Per capire l’attuale situazione dell’India, dobbiamo rivolgere la nostra attenzione a una serie di avvenimenti che ci mostrano con sufficiente chiarezza in che modo l’ideologia religiosa può arrivare a minacciare gli ideali di un pluralismo tollerante e lo stesso principio di legalità. Gli avvenimenti di cui parlerò qui rappresentano un esempio terribile di violenza genocida; e non solo. Più in profondità, infatti, rivelano la connivenza dei massimi livelli di governo nell’abbandono della legalità; tanto da giungere ad ammettere implicitamente che davanti alla legge i cittadini della minoranza non sono più uguali a tutti gli altri e che la loro vita non è degna della protezione della polizia e della legge.
[…] Lo scontro fra sostenitori dell’omogeneità etnoreligiosa e sostenitori di un tipo di cittadinanza più inclusivo e pluralistico è fra due tipi di persone all’interno di una stessa società. Ma si tratta di uno scontro che allo stesso tempo esprime tendenze presenti, in qualche misura, in quasi tutti gli esseri umani: la tendenza a predominare come forma di auto-protezione, contro la capacità di rispettare altri che sono differenti e vedere in tale diversità una ricchezza per la nazione, piuttosto che una minaccia alla sua integrità. Poiché lo scontro interiore per molti versi sta dietro lo scontro culturale e lo alimenta, la vicenda del Gujarat va letta sia come storia di individui sia come storia di movimenti politici. Gandhi pensava che l’autonomia in senso politico dovesse nascere dall’autocontrollo in senso psicologico: soltanto padroneggiando gli impulsi aggressivi in noi stessi potremo diventare quel tipo di cittadini che riescono a convivere rispettosamente con gli altri in termini di eguaglianza, e soltanto producendo cittadini che si autocontrollano una nazione riuscirà a rimanere libera dal predominio esterno.

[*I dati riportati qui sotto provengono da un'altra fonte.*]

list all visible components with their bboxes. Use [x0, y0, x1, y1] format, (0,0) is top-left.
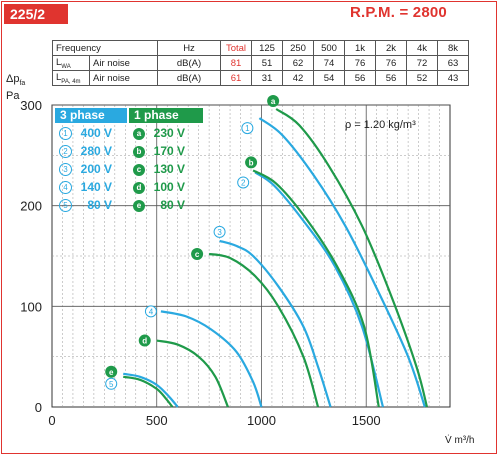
curve-3: [219, 239, 332, 408]
curve-5: [123, 372, 179, 408]
marker-circle: [213, 225, 226, 238]
y-tick-label: 100: [20, 299, 42, 314]
curve-marker-4: 4: [144, 305, 157, 318]
lpa-8k: 43: [437, 70, 469, 86]
curve-marker-3: 3: [213, 225, 226, 238]
curve-d: [156, 339, 229, 408]
marker-label: 2: [241, 178, 246, 187]
density-note: ρ = 1.20 kg/m³: [345, 119, 416, 131]
legend-3phase-title: 3 phase: [55, 108, 127, 123]
model-badge: 225/2: [4, 4, 68, 24]
legend-marker-c: c: [133, 164, 145, 176]
grid-lines: [52, 104, 450, 407]
noise-header-row: Frequency Hz Total 125 250 500 1k 2k 4k …: [52, 40, 469, 56]
legend-marker-d: d: [133, 182, 145, 194]
legend-marker-3: 3: [59, 163, 72, 176]
curve-marker-e: e: [105, 365, 118, 378]
curve-a: [275, 108, 429, 408]
y-tick-label: 300: [20, 98, 42, 113]
marker-circle: [105, 377, 118, 390]
legend-item-c: c 130 V: [133, 162, 185, 179]
noise-table: Frequency Hz Total 125 250 500 1k 2k 4k …: [52, 40, 469, 86]
legend-item-4: 4 140 V: [59, 180, 112, 197]
legend-item-1: 1 400 V: [59, 126, 112, 143]
legend-label: 230 V: [153, 126, 185, 140]
x-tick-label: 500: [146, 413, 168, 428]
lpa-250: 42: [282, 70, 314, 86]
curve-marker-2: 2: [237, 176, 250, 189]
curve-marker-d: d: [138, 334, 151, 347]
legend-label: 280 V: [80, 144, 112, 158]
curve-marker-1: 1: [241, 122, 254, 135]
legend-label: 80 V: [160, 198, 185, 212]
y-tick-label: 0: [35, 400, 42, 415]
marker-circle: [144, 305, 157, 318]
axis-ticks: 0 500 1000 1500 0 100 200 300: [20, 98, 380, 428]
legend-marker-5: 5: [59, 199, 72, 212]
x-tick-label: 1000: [247, 413, 276, 428]
lwa-8k: 63: [437, 55, 469, 71]
lpa-1k: 56: [344, 70, 376, 86]
legend-label: 200 V: [80, 162, 112, 176]
legend-label: 170 V: [153, 144, 185, 158]
noise-row-lwa: LWA Air noise dB(A) 81 51 62 74 76 76 72…: [52, 55, 469, 71]
legend-label: 80 V: [87, 198, 112, 212]
marker-label: 4: [149, 307, 154, 316]
marker-circle: [241, 122, 254, 135]
marker-circle: [245, 156, 258, 169]
legend-item-5: 5 80 V: [59, 198, 112, 215]
y-tick-label: 200: [20, 199, 42, 214]
marker-label: e: [109, 368, 114, 377]
curve-b: [252, 169, 380, 408]
legend-1phase-title: 1 phase: [129, 108, 203, 123]
legend-marker-e: e: [133, 200, 145, 212]
legend-marker-4: 4: [59, 181, 72, 194]
x-tick-label: 1500: [352, 413, 381, 428]
curve-4: [160, 310, 263, 408]
legend-label: 130 V: [153, 162, 185, 176]
noise-row-lpa: LPA, 4m Air noise dB(A) 61 31 42 54 56 5…: [52, 70, 469, 86]
marker-circle: [105, 365, 118, 378]
marker-circle: [138, 334, 151, 347]
legend-item-a: a 230 V: [133, 126, 185, 143]
curves: [123, 108, 429, 408]
marker-label: 1: [245, 124, 250, 133]
marker-label: d: [142, 337, 147, 346]
y-axis-label: Δpfa Pa: [6, 73, 26, 103]
marker-label: 3: [217, 228, 222, 237]
legend-marker-2: 2: [59, 145, 72, 158]
marker-label: 5: [109, 380, 114, 389]
legend-item-e: e 80 V: [133, 198, 185, 215]
marker-label: a: [271, 97, 276, 106]
marker-circle: [191, 247, 204, 260]
x-tick-label: 0: [48, 413, 55, 428]
legend-marker-1: 1: [59, 127, 72, 140]
curve-1: [258, 117, 426, 408]
x-axis-label: V̇ m³/h: [445, 433, 474, 446]
legend-item-b: b 170 V: [133, 144, 185, 161]
marker-label: c: [195, 250, 200, 259]
marker-label: b: [249, 158, 254, 167]
curve-marker-b: b: [245, 156, 258, 169]
plot-area: [51, 104, 451, 408]
curve-e: [123, 375, 174, 408]
legend-item-d: d 100 V: [133, 180, 185, 197]
legend-label: 400 V: [80, 126, 112, 140]
rpm-label: R.P.M. = 2800: [350, 4, 447, 21]
curve-marker-c: c: [191, 247, 204, 260]
legend-label: 100 V: [153, 180, 185, 194]
curve-marker-a: a: [267, 95, 280, 108]
legend-item-2: 2 280 V: [59, 144, 112, 161]
legend-marker-a: a: [133, 128, 145, 140]
curve-marker-5: 5: [105, 377, 118, 390]
curve-c: [208, 252, 320, 408]
legend-marker-b: b: [133, 146, 145, 158]
legend-label: 140 V: [80, 180, 112, 194]
marker-circle: [267, 95, 280, 108]
marker-circle: [237, 176, 250, 189]
legend-item-3: 3 200 V: [59, 162, 112, 179]
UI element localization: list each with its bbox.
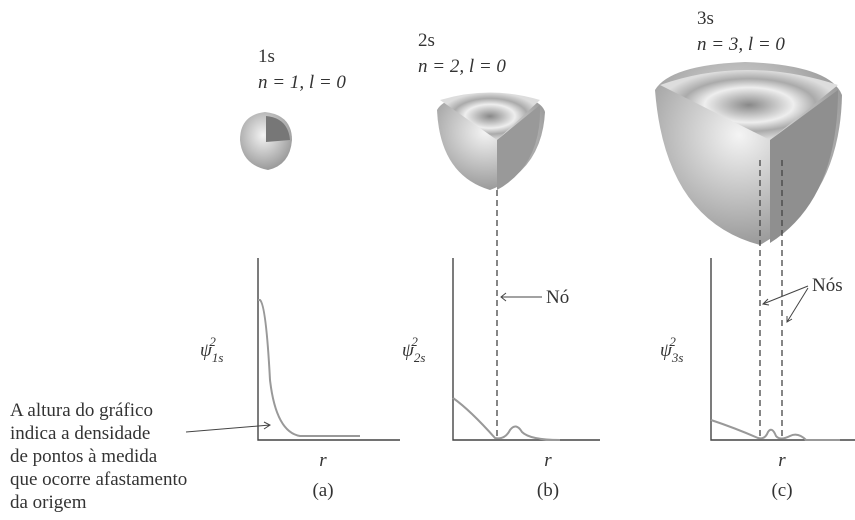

Gli avvenimenti nel Gujarat danno ragione a Gandhi. La violenza non proviene da gente nata cattiva. Proviene piuttosto da una visione del mondo paranoica e ansiosa, in cui l’aggressività è vista come l’unico possibile antidoto a secoli di umiliazione. Il suo antidoto risiede in quelle qualità di simpatia, immaginazione e rispetto che hanno profonde radici nelle tradizioni indiane, sebbene la vittoria finale non sia affatto scontata.
Analizzare il pensiero e le scelte di figure rappresentative di entrambi i campi, induisti nazionalisti e induisti pluralisti, così come si rivelano da interviste e incontri diretti, è un modo per approfondire la dimensione gandhiana del Gujarat. Per renderci conto delle battaglie che le persone concrete ingaggiano anzitutto con se stesse in un clima di incertezza politica, oltre a mostrarci le diverse concezioni della vita che motivano i movimenti politici. Per le democrazie è importante incentivare una rispettosa convivenza fra gente di convinzioni e fedi differenti. Capire come vivono queste persone, quali sono le loro difficoltà, che sorta di immaginario e possibilità critiche mette a loro disposizione l’istruzione ricevuta ci aiuta a pensare alle cose di cui ha bisogno la democrazia per rafforzarsi. Vedere, invece, come i ragazzi sono allevati per diventare assassini di innocenti (il caso del Gujarat) ci fa capire ciò che la politica deve assolutamente evitare in prospettiva. Swaraj, l’autonomia, è un valore politico prezioso. Come però sapeva bene Gandhi, essa può nascere e alimentarsi soltanto in una cultura di autocritica e compassione, e soltanto per opera della persona che non ha paura di essere una fra tante altre eguali.